3) A flicker – I like the dog slicker I bought better than a regular carding flicker.  The tines are softer.  This helps further straighten fibers and aids in removing the blended fiber during rolag construction.

I got mine at Pet Smart.  They are called Slickers.  About 10$

How to use:  (There are several very good videos showing blending board use on YouTube)

1) Mount fleece by stroking it onto the cloth from top to bottom.  Thin layers are better.  If mounting stripes of color, make sure there is overlap so there are no holes in the batt.  (The fleece I am using here is residue I pulled off of combs from another project.)


2) Brush this into the cloth using the floor brush and/or flicker.  Add more layers, embellishments, etc.  You can layer fibers side to side or on a diagonal.  If you are making several batts and you want consistency, then sketch out what you are doing and make notes – how much fiber, how wide of a stripe, etc.
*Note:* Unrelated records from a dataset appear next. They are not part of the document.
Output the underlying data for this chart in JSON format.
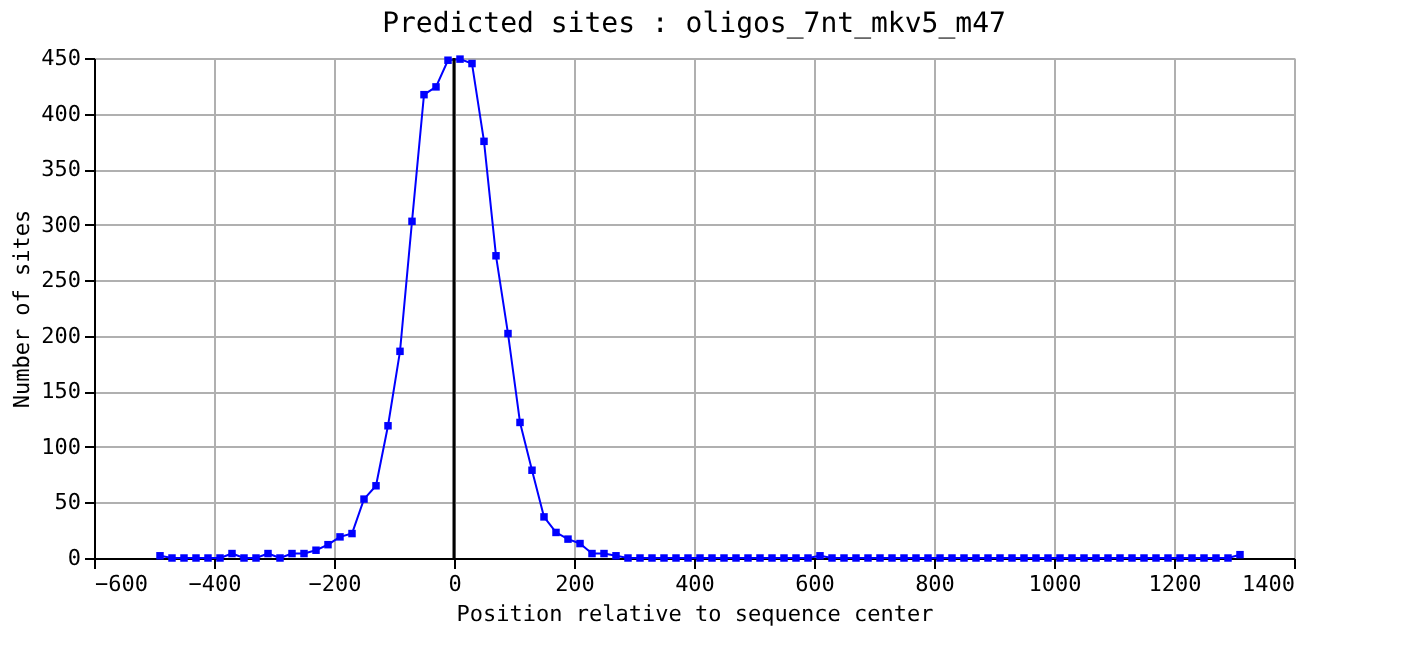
{
  "chart_data": {
    "type": "line",
    "title": "Predicted sites : oligos_7nt_mkv5_m47",
    "xlabel": "Position relative to sequence center",
    "ylabel": "Number of sites",
    "x": [
      -490,
      -470,
      -450,
      -430,
      -410,
      -390,
      -370,
      -350,
      -330,
      -310,
      -290,
      -270,
      -250,
      -230,
      -210,
      -190,
      -170,
      -150,
      -130,
      -110,
      -90,
      -70,
      -50,
      -30,
      -10,
      10,
      30,
      50,
      70,
      90,
      110,
      130,
      150,
      170,
      190,
      210,
      230,
      250,
      270,
      290,
      310,
      330,
      350,
      370,
      390,
      410,
      430,
      450,
      470,
      490,
      510,
      530,
      550,
      570,
      590,
      610,
      630,
      650,
      670,
      690,
      710,
      730,
      750,
      770,
      790,
      810,
      830,
      850,
      870,
      890,
      910,
      930,
      950,
      970,
      990,
      1010,
      1030,
      1050,
      1070,
      1090,
      1110,
      1130,
      1150,
      1170,
      1190,
      1210,
      1230,
      1250,
      1270,
      1290,
      1310
    ],
    "series": [
      {
        "color": "#0000ff",
        "values": [
          2,
          0,
          0,
          0,
          0,
          0,
          4,
          0,
          0,
          4,
          0,
          4,
          4,
          7,
          12,
          19,
          22,
          53,
          65,
          119,
          186,
          303,
          417,
          424,
          448,
          449,
          445,
          375,
          272,
          202,
          122,
          79,
          37,
          23,
          17,
          13,
          4,
          4,
          2,
          0,
          0,
          0,
          0,
          0,
          0,
          0,
          0,
          0,
          0,
          0,
          0,
          0,
          0,
          0,
          0,
          2,
          0,
          0,
          0,
          0,
          0,
          0,
          0,
          0,
          0,
          0,
          0,
          0,
          0,
          0,
          0,
          0,
          0,
          0,
          0,
          0,
          0,
          0,
          0,
          0,
          0,
          0,
          0,
          0,
          0,
          0,
          0,
          0,
          0,
          0,
          3
        ]
      }
    ],
    "xlim": [
      -600,
      1400
    ],
    "xticks": [
      -600,
      -400,
      -200,
      0,
      200,
      400,
      600,
      800,
      1000,
      1200,
      1400
    ],
    "ylim": [
      0,
      450
    ],
    "yticks": [
      0,
      50,
      100,
      150,
      200,
      250,
      300,
      350,
      400,
      450
    ],
    "ref_lines": [
      {
        "axis": "x",
        "value": 0,
        "color": "#000000"
      }
    ],
    "grid": true,
    "marker": "square",
    "line_style": "solid"
  }
}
3) When the board is fully loaded (up to an ounce seems to work fine), then brush up a beard of fiber along the bottom of the board.  Lay one dowel across this, pull out a little and then roll a half turn.  Lay the second dowel on top and continue pulling and attenuating the batt and then rolling.  Try, however, not to roll too tightly. If the fiber isn’t coming up, nudge it with the flicker. You can detach the rolag at any time or roll up the whole board.  If you make multiple rolags, then your striping will occur more frequently during spinning.  Otherwise, you’ll have a very long repeat.  You also can remove the fiber by rolling across the board diagonally!  (I haven’t tried that yet, just saw it demoed)


4) You can predraft the rolag, if desired.

Here’s a ball of yarn I made from 2 board’s worth of fiber. I pulled 3 rolags off each time. It weighs 35 grams, 85 meters at 14 wpi.  It’s chained plied.




1 comment:

Leah Day said...

This is great! I also got into spinning about a year ago, but instead of jumping from spindle to wheel, I went with an E-spinner - an electric wheel! It's really cool and I love that it doesn't take up tons of space. I love your tutorial for a blending board - thanks!